Guyana’s recent find of massive oil supply was supposed to create great wealth for all its citizens, but the global pandemic has put that on long pause.
Guyana had high hopes economically this year after ExxonMobil discovered huge oil deposits off its coast in 2015. Guyana sold its first cargo of crude oil in February. As production ramped up, production projections of 750,000 barrels a day by 2025, meant Guyana's economy would increase from US$3.4 billion to $13bn.
Guyana also received its first US secretary of state visit, from Mike Pompeo last month.
But Guyana’s dreams of fabulous wealth this year have been dashed by COVID-19, which has delayed production and slashed oil demand. Compounding its coronavirus troubles, Guyana shows warning signs of the so-called “resource course” in which a country’s new oil wealth crowds out other productive economic sectors, breeds corruption and triggers political conflict.
If oil prices stay low, more countries could join the list of troubled petro-nations.

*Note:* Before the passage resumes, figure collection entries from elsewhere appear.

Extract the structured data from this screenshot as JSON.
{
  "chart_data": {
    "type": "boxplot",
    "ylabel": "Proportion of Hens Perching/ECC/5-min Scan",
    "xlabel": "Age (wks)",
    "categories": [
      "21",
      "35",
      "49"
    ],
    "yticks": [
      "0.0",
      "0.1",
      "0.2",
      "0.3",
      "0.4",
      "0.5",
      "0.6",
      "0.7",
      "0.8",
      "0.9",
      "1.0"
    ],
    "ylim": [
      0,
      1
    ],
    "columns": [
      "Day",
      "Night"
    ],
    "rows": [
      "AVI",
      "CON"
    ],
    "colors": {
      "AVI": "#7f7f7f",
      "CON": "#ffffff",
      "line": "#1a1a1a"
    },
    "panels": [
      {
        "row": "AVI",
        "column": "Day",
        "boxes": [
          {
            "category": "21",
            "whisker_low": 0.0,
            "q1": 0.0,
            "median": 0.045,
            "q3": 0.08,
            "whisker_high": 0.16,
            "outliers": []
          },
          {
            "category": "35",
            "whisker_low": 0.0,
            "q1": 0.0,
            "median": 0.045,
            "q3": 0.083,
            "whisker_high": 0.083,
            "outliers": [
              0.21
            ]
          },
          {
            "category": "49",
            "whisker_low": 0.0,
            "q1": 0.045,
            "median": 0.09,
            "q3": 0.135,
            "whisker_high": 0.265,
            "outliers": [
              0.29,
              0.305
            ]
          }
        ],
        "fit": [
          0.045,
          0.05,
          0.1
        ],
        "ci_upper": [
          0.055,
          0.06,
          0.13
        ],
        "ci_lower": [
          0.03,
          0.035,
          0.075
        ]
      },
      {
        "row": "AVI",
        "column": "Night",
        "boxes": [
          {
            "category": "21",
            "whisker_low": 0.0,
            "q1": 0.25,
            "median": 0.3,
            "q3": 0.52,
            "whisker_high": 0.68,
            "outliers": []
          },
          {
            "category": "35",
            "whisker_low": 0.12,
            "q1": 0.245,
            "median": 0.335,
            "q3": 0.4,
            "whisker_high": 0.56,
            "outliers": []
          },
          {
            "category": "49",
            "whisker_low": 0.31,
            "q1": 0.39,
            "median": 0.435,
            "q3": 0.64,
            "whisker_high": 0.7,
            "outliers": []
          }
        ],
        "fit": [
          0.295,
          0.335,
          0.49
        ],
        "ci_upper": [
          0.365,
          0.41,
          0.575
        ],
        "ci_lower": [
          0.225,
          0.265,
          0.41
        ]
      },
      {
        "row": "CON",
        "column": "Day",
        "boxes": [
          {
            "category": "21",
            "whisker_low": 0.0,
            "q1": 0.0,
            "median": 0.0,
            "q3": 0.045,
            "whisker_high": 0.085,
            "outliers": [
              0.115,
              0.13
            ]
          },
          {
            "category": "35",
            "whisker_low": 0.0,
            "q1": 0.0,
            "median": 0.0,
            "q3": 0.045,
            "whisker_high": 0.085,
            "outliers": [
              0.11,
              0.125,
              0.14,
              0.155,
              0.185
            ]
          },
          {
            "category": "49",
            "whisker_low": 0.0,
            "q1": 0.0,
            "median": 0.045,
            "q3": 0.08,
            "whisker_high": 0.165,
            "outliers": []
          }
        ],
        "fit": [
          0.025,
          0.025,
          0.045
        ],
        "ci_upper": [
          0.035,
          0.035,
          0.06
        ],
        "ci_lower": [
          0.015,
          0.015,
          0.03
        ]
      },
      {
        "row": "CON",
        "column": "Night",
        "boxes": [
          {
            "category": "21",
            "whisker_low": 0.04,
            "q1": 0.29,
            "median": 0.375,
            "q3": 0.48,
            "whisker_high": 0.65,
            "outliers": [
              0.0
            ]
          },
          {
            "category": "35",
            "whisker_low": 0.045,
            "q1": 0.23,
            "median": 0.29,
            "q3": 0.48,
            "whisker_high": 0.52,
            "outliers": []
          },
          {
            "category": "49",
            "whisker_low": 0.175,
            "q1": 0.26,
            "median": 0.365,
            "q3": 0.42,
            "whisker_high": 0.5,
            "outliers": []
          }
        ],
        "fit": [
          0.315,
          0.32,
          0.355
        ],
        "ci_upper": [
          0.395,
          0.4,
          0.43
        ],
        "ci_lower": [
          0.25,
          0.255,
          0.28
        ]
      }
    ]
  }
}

Guyana’s population of 786,000 already struggles with political instability and ethnic tensions. In March, in the first national election held since oil was discovered, accusations of corruption prompted a recount and an unclear presidential result. The transfer of power dragged for five months, leading to deep uncertainty, violence and eventually US sanctions.
Guyana’s new president, Mohamed Irfaan Ali, finally took office in August. He campaigned on the issue of oil governance, asserting that his predecessor David Granger had agreed to overly generous contracts with foreign oil investors, Ali promised to get Guyana its fair share of oil revenues.